So, $4.30 per change into the $40 I paid for the Stahlbus means it pays for itself in a bit under 10 changes, which means about ten months of riding for me. To say nothing of the value of my time spent cleaning the oil off the headers.

Yeah, financially worth it - at least in my case.
 
#24 · (Edited)
I'll see your $4 and raise (well, lower) you one eight square inch piece of cheap aluminum foil obtained at a dollar store draped over the header. If $1 for a 12 inch by 30 yard roll of foil totalling 12,960 square inches is used exclusively for oil changes divided by eight is 1620 oil changes, which shakes out to .06172839506 cents per oil change, and it's recyclable. I'll be charitable and round up to one cent per. That, and you are not polluting the atmosphere with toluene, zylene, blitzene, and Thor knows how many other arcane chemicals. It's a win-win-win, er, win ... More or less. I'll grant you the drain plug replacement due to the cost of preventing it with a $42 Snap On six point flank drive socket, taking into consideration the fact that it will be quite useful for other tasks, in which case a percentage of the use for oil changes shrinks considerably, probably down to 10%, adding $4.20 every 13th oil change, or 32 cents per. Coincidentally almost the same as the drain plug washer, so it's a wash. Final tally? One hundred forty nine oil changes, or 447,000 miles.:001_tt2:

Rob
 
#25 · (Edited)
Already do the aluminum foil thing for the filter and yes it does work there. It still makes a mess for the drain as there are clearance and geometry issues - see below.

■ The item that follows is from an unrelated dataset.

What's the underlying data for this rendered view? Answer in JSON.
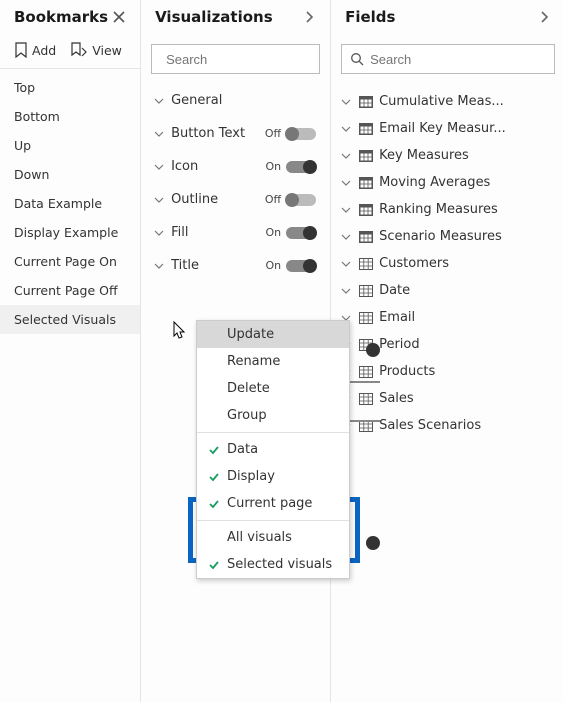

I already have that Snap On socket, but the problem is it does NOT fit between my header and the drain bolt. I know that later 919s have a slightly different header, but there are clearance issues for tools (or anything else) between my stock header and the drain bolt. I have to use a short, very thin-wall six point to get it out or in with a swivel. Wrapping the header in aluminum foil near the drain just results in the oil flowing to the ends of it unless a ridiculous amount is used - and then there's the time value of putting it on or taking it off.


I have explored those options and they do not make sense for my rig or situation. I stand by the financial calculations.